The Heidelberg aquifer, which supplies spring water for Coca Cola’s bottled water label, Valpré, should be sustain- able ‘forever’, provided the company sticks to its water licence agreement and historical yearly rainfall levels continue.
Quality assurance manager for the Gauteng plant Mike Jacobs maintains that while the plant is licensed to extract 180-million litres a year of water from the aquifer, it currently only extracts around 90-million litres a year.
Moreover, only around 8% of the current mean rainfall levels are required to ensure the source’s longevity, considering the plant’s current extraction volumes.
The sustainability of the water supply should also go some way towards assuring the plant’s Leadership in Energy and Environmental Design certification, an internationally recognised programme for benchmarking the design, construction and operation of green buildings.
For accreditation, a building must accumulate points based on the number of energy-saving measures implemented, such as specialised roof insulation, energy efficient lighting and overall environmental impact.
“We monitor our energy use very carefully, and have not just met, but exceeded, our energy targets in the last eight months of production. We also use rainwater harvesting techniques, and optimise sunlight for both light and heating,” says Jacobs.
Meanwhile, any excess water in the system is recycled and used to cool the production line, after which it undergoes reed bed filtration before settling in an on-site dam.
Prior to being bottled, the water from three production boreholes linking the plant to the source undergoes extensive analytical and micro- bial testing to ensure consistency and adherence to regulations.

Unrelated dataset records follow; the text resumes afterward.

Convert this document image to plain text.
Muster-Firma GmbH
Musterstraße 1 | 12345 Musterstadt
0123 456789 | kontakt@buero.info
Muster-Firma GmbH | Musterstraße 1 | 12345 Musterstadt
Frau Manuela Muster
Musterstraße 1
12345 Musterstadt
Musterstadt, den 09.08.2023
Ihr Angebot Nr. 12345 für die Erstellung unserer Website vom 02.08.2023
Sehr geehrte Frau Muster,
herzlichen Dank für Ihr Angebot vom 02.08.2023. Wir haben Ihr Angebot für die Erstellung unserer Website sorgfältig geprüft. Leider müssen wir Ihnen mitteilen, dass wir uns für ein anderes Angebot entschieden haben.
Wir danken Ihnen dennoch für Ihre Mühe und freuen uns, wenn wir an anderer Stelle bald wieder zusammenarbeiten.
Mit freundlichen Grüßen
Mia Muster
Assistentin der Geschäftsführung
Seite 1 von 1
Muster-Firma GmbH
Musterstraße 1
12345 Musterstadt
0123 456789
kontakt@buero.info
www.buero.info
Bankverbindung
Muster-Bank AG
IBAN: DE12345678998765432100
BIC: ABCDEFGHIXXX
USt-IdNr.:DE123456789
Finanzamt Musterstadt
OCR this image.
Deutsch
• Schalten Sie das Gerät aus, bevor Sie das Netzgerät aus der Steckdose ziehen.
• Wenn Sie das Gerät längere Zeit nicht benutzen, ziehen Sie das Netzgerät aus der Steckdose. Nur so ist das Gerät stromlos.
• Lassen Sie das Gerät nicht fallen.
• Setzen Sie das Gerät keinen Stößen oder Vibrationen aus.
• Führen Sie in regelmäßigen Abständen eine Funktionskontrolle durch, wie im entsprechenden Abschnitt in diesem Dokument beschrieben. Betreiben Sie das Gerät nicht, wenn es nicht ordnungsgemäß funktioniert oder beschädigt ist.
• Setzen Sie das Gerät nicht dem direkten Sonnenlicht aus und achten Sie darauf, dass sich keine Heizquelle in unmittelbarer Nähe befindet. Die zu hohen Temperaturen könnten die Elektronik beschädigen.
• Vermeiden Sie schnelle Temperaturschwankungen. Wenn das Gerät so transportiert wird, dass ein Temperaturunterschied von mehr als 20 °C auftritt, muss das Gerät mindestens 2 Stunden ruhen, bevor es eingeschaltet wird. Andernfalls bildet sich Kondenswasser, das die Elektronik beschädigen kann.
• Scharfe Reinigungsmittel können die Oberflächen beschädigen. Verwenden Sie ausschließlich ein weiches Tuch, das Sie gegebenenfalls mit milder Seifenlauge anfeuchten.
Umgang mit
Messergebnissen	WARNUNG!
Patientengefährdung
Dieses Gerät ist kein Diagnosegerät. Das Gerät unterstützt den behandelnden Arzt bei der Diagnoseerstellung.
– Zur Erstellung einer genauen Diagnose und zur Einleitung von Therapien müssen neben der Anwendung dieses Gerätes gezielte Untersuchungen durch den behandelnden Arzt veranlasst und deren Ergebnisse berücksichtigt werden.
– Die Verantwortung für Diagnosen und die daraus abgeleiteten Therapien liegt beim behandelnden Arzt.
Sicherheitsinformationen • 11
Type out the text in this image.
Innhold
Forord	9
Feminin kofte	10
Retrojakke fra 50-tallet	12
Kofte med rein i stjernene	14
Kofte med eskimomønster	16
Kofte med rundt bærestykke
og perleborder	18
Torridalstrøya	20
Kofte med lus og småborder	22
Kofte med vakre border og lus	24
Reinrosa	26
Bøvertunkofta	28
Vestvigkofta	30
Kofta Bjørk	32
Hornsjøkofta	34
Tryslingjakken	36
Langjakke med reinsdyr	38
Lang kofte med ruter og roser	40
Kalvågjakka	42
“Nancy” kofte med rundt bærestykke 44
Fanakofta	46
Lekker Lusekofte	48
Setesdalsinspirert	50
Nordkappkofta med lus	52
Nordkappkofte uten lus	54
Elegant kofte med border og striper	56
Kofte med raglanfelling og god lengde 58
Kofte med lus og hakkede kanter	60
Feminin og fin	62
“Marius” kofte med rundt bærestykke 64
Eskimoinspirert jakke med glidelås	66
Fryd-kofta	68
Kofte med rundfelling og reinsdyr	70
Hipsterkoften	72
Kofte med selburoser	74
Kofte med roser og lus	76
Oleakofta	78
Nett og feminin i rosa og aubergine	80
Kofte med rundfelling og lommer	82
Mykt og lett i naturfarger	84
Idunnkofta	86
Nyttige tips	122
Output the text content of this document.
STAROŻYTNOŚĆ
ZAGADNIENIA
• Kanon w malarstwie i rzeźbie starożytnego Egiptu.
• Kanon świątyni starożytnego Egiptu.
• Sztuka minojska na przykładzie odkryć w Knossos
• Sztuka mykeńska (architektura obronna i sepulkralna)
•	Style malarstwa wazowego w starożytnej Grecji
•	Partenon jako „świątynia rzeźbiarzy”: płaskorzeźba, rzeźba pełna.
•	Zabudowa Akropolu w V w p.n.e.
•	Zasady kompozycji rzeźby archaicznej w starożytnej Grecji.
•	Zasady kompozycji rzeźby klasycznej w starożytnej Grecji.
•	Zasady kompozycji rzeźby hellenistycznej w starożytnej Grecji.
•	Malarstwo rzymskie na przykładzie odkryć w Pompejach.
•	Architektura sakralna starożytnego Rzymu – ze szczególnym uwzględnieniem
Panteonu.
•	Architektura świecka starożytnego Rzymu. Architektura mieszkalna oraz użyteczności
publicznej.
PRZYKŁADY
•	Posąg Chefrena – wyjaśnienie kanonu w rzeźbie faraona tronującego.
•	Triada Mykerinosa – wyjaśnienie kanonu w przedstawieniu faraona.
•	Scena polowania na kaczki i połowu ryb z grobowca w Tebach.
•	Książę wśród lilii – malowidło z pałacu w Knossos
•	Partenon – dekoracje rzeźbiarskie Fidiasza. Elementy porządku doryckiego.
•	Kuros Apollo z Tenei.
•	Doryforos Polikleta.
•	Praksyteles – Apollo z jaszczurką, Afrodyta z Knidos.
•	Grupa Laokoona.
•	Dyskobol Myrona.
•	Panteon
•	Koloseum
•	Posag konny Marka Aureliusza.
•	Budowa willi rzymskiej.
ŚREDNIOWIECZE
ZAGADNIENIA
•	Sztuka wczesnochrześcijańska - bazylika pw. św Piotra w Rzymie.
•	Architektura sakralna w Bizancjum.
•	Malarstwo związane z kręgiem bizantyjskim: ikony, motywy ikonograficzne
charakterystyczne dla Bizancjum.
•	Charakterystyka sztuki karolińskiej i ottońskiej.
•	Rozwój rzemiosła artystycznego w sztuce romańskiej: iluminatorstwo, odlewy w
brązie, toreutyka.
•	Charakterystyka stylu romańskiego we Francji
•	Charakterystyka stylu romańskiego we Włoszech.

It then undergoes a filtration process, but nothing is added or removed from it before it is bottled and, as a result, the water maintains its original mineral composition.
To preserve the integrity of the product, the bottling area is a completely closed, sanitised area and is maintained at a positive air pressure to prevent the movement of dust. The two engineers required to manage the system enter and exit through an ‘air shower’ area, which uses ionised air to remove impurities.
“The air quality is on par with that of a surgical theatre, and is Class 100 000,” says Jacobs.
Once filled, each bottle receives a drop of liquid nitrogen, which transforms into nitrogen gas and fills the remaining headspace. This prevents deformation of the bottle at varying altitudes, ensures microstability of the water and ensures shelf life. It is then capped and packaged.
The ‘PlantBottle’ used by Valpré is fully recyclable and contains no fossil fuels, with 30% of the bottle made up of Brazilian sugar cane, further driving the plant’s zero-to-landfill operational imperative.
Last year, Engineering News reported the installation of a 30 kW, R1.6-million solar photo- voltaic system at the Heidelberg facility, which feeds into Coca Cola’s internal grid and supplements its power requirements with solar energy, thus reducing its reliance on the national grid.